Dia mengatakan kepada pekerja kesehatan mental bahwa “tentara Israel menyerbu tempat itu dan mulai meledakkan satu bangunan demi satu. Kemudian mereka mengikat kami dan menutup mata kami setelah mereka membuat kami melepas pakaian dalam kami,” kata AM.

“Mereka hampir menembak mati saya beberapa kali. Mereka memukuli saya dan memukul saya di selangkangan dan kepala. Saat itu awal Februari dan cuaca sangat dingin,” tambahnya.

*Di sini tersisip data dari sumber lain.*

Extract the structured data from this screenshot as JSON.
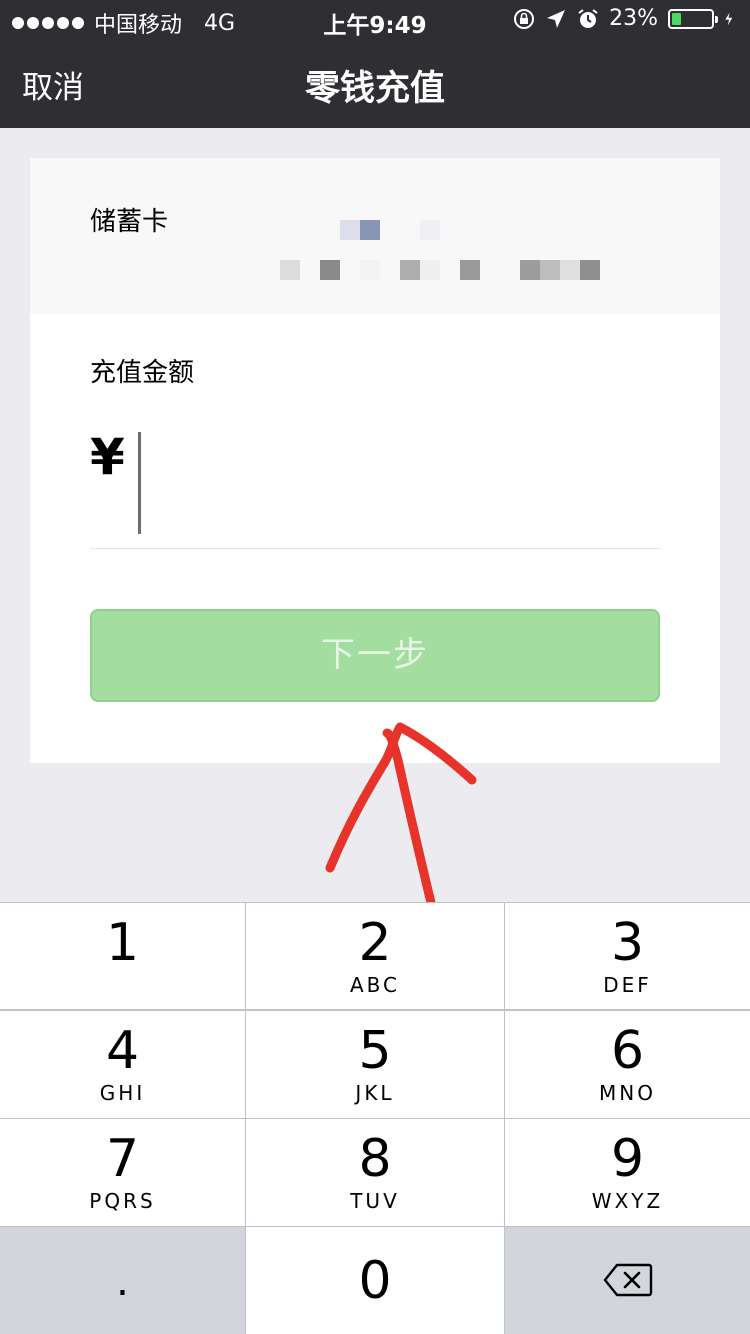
{
  "status_bar": {
    "carrier": "中国移动",
    "network": "4G",
    "time": "上午9:49",
    "battery_percent": "23%",
    "battery_level": 0.23,
    "icons": [
      "rotation-lock-icon",
      "location-icon",
      "alarm-icon",
      "charging-icon"
    ]
  },
  "nav": {
    "cancel_label": "取消",
    "title": "零钱充值"
  },
  "card": {
    "bank_card_label": "储蓄卡",
    "amount_label": "充值金额",
    "currency_symbol": "¥",
    "amount_value": "",
    "next_button_label": "下一步",
    "next_button_color": "#a3dea0"
  },
  "keypad": {
    "keys": [
      {
        "digit": "1",
        "letters": ""
      },
      {
        "digit": "2",
        "letters": "ABC"
      },
      {
        "digit": "3",
        "letters": "DEF"
      },
      {
        "digit": "4",
        "letters": "GHI"
      },
      {
        "digit": "5",
        "letters": "JKL"
      },
      {
        "digit": "6",
        "letters": "MNO"
      },
      {
        "digit": "7",
        "letters": "PQRS"
      },
      {
        "digit": "8",
        "letters": "TUV"
      },
      {
        "digit": "9",
        "letters": "WXYZ"
      }
    ],
    "decimal_label": ".",
    "zero_label": "0",
    "delete_icon": "backspace-icon"
  },
  "annotation": {
    "color": "#e8332b",
    "icon": "hand-drawn-arrow"
  }
}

Semua itu hanyalah pendahuluan dari 80 hari penyiksaan fisik dan kekerasan. AM diseret ke dalam lubang yang penuh dengan mayat-mayat yang membusuk; dan dilempar ke tanah di mana tank-tank yang lewat menyentuh kakinya. Dia dipaksa melihat tahanan lain dieksekusi secara langsung.

“Keesokan harinya mereka memindahkan kami dengan truk ke perbatasan Gaza. Saya masih terikat, tertutup mata, dan telanjang. Mereka melemparkan kami dari truk dan seorang tentara menendang saya di skrotum. Saya tidak bisa berjalan selama 16 hari karena dampak pukulan itu pada bagian pribadi saya,” jelasnya.

“Di kamp konsentrasi, mereka memaksa saya melepas pakaian dalam saya hingga telanjang bulat, tangan saya diikat ke belakang dan ditarik ke atas dalam posisi yang sangat menyakitkan.

“Saya menghabiskan seluruh malam dalam posisi seperti itu, yang membuat saya tidak bisa tidur. Selama semalam penuh, saya tetap dalam posisi itu sampai saya merasa bahwa tangan saya tidak ada. Kemudian saya dipindahkan ke penjara al-Eizariya di Yerusalem. Kondisi kesehatan saya sangat buruk.”

‘Rasa sakit mental yang menyiksa’

AM melanjutkan dengan menceritakan penyiksaan yang terus berlangsung sebelum dia “dipindahkan dengan truk, 34 pria dan satu wanita. Di jalan, kami dihina dan dipukuli. Kami diancam bahwa jika kami berbicara tentang apa yang terjadi pada kami, kami akan ditangkap lagi, bahkan jika kami berada di tengah Gaza.

“Ketika kami tiba, Unrwa menerima kami di penyeberangan Karem Abu Salem dan kami diberi air untuk diminum. Mereka bertanya apakah saya tahu di mana keluarga saya berada. Saya menggelengkan kepala. Kemudian mereka memberi saya telepon agar saya bisa menelepon keluarga saya, yang mengatakan kepada saya bahwa mereka masih di Kota Gaza. Di sini saya merasakan perasaan aneh campuran antara ketakutan dan kebahagiaan. Syukurlah mereka baik-baik saja.

“Saya merasa sangat terharu hingga pingsan. Namun, ayah saya tidak berada di Kota Gaza bersama keluarga lainnya, dia dipaksa pergi ke selatan oleh tentara Israel. Jadi, dia datang dan membawa saya ke tempat penampungan di mana dia tinggal di al-Maghazi. Di sana saya tidak diperlakukan seperti yang seharusnya. Kasur tidak disediakan untuk saya tidur selama beberapa hari – saya tidak menerima bantuan dan perhatian yang saya butuhkan.”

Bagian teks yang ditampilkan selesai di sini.